Тигрик облаял берлогу в одном из самых медвежьих углов бывшей Олонецкой губернии, в Каргопольском уезде, в тринадцатом квартале Нименской дачи, недалеко от села Завондошье. Павел Васильевич Григорьев, крестьянин и полупромышленник, легким свистом отозвал Тигрика, продвинулся на лыжах очень осторожно, в чаще и на полянке с очень редкими тонкими елками привычным глазом под выворотнем, защищающим лежку медведя от северного ветра, заметил довольно большое, величиной в хороший блин, чело берлоги. Знакомый с повадкой медведей и, как северный житель, спокойный характером, Павел, чтобы совершенно увериться, прошел возле самой берлоги: зверь не встанет, если проходить не задерживаясь. Глаз не обманул его. Продушина в снегу была от теплого дыхания. Зверь был у себя.
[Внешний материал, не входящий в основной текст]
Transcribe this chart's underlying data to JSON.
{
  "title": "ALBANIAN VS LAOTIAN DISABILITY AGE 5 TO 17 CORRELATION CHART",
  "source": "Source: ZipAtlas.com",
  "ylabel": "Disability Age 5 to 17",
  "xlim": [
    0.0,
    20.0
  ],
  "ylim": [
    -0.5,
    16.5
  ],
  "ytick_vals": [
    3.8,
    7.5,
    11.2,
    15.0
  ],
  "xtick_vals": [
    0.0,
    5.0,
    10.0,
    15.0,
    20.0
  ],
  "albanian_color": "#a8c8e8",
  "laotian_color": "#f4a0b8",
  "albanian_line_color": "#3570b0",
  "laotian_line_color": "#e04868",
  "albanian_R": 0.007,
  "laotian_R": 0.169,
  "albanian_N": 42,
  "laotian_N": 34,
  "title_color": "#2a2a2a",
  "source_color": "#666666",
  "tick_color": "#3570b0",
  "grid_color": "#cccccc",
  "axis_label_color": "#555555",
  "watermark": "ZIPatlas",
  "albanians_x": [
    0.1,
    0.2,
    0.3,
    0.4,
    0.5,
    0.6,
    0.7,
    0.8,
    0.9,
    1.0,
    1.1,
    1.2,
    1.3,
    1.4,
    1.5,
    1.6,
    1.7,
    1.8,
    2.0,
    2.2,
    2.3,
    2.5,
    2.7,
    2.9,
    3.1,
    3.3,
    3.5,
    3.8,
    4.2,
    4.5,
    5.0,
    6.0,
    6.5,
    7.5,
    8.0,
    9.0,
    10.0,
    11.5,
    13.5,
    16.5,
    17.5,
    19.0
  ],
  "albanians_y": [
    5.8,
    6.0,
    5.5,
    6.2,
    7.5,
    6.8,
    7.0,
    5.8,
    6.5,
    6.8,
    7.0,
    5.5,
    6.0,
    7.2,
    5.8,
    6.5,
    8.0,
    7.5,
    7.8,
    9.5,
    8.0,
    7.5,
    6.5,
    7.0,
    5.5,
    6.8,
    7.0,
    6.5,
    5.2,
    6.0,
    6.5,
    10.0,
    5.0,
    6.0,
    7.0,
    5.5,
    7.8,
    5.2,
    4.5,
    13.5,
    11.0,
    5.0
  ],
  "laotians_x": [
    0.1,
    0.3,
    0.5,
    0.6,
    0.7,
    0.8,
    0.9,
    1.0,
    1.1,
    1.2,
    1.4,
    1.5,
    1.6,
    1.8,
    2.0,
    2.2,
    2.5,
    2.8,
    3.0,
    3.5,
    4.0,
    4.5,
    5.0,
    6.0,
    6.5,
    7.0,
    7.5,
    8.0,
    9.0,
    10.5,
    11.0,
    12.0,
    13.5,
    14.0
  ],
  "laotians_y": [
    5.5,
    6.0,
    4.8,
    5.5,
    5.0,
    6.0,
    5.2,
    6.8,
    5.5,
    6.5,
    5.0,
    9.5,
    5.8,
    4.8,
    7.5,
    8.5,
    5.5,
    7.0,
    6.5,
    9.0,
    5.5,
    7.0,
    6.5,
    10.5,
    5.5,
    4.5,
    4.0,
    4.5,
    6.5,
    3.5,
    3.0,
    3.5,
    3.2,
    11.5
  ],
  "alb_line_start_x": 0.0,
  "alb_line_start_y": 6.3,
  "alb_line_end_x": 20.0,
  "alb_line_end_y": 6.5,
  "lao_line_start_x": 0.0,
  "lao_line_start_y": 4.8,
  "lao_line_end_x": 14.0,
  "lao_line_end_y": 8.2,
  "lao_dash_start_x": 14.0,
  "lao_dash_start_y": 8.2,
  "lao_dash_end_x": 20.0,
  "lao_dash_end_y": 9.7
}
После того охотник обошел берлогу, время от времени отмечая эту свою лыжницу чирканьем пальцев по снегу. По этому кругу он будет время от времени проверять, не подшумел ли кто-нибудь зверя, нет ли на нем выходных медвежьих следов. А чтобы сбить охотников за чужими берлогами и озорников, рядом с замеченным он сделал несколько ложных кругов.
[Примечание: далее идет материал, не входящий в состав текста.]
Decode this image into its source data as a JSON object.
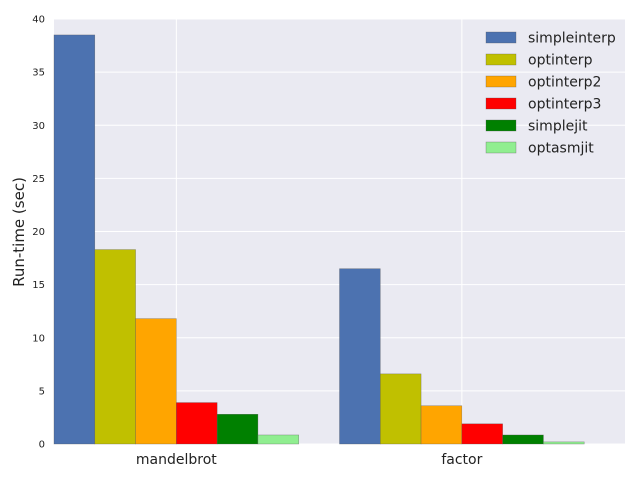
{
  "chart_data": {
    "type": "bar",
    "categories": [
      "mandelbrot",
      "factor"
    ],
    "ylabel": "Run-time (sec)",
    "ylim": [
      0,
      40
    ],
    "yticks": [
      0,
      5,
      10,
      15,
      20,
      25,
      30,
      35,
      40
    ],
    "grid": true,
    "legend": "top-right",
    "series": [
      {
        "name": "simpleinterp",
        "color": "#4c72b0",
        "values": [
          38.5,
          16.5
        ]
      },
      {
        "name": "optinterp",
        "color": "#c0c000",
        "values": [
          18.3,
          6.6
        ]
      },
      {
        "name": "optinterp2",
        "color": "#ffa500",
        "values": [
          11.8,
          3.6
        ]
      },
      {
        "name": "optinterp3",
        "color": "#ff0000",
        "values": [
          3.9,
          1.9
        ]
      },
      {
        "name": "simplejit",
        "color": "#008000",
        "values": [
          2.8,
          0.85
        ]
      },
      {
        "name": "optasmjit",
        "color": "#90ee90",
        "values": [
          0.85,
          0.2
        ]
      }
    ]
  }
}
Через несколько дней после этого события Тигрик облаял и второго медведя в семнадцатом квартале той же Нименской дачи. В этот раз полянка была сзади выворотня, защищающего лежку от северного ветра, зверь лежал головой на восток, глядел на свою пяту и частый ельник. Окладчик продвигался из этого крепкого места и чуть не наехал на открыто лежащего зверя. В самый последний миг он сделал отворот и прошел, не взбудив, всего в трех шагах. Случилось вскоре во время проверки круга, недалеко он нашел вторую покинутую лежку того же самого зверя и по размеру ее догадался, что зверь был очень большой. Вот эта догадка и сделала, что обе берлоги достались не вологодским, не архангельским, а нашим московским охотникам. Вологодские давали по пятьдесят рублей за берлогу. Павел просил по девять рублей за пуд убитого медведя, рассчитывая на большого, или по шестьдесят за берлогу. Во время этих переговоров Павел, на счастье, послал письмо в наш Московский союз.

Эта волна медвежьего запаха, попавшая сначала в нос Тигрика, потом в охотничье сознание Павла Григорьевича в Завондошье, охотникам в Вологду, в Москву, очень возможно, не дошла бы до меня в Сергиев, если бы я не устал от беготни по своим делам в Москве, где бываю всегда обыденкой. Мне оставалось заглянуть в «Огонек», но редакция была на Страстном, а я был на Никольской вблизи «Московского охотника». Я решил завернуть в охотничью чайную и отдохнуть. Чудесный мир для отдыха в этой чайной комнате, где собираются охотники и часами мирно беседуют: старые о былом, молодые о будущем. И нет такого места на земле, где бы так дорожили писателем, добросовестно изображающим охоту и природу. Но кто знает, не будь их охотничье сердце целиком занято сменой явлений в любимой природе, быть может, они бы стали самыми восторженными читателями общей литературы. Раз одному пожилому я рассказал о Гоголе и подарил книги. Гоголь открыл ему целый мир. Как счастлив был этот человек, до сих пор не слыхавший о Гоголе, как я завидовал ему. Но вот пришло время тому же старику мне позавидовать: я, всю жизнь занимавши/к я охотой, ни разу не бывал на медвежьей берлоге!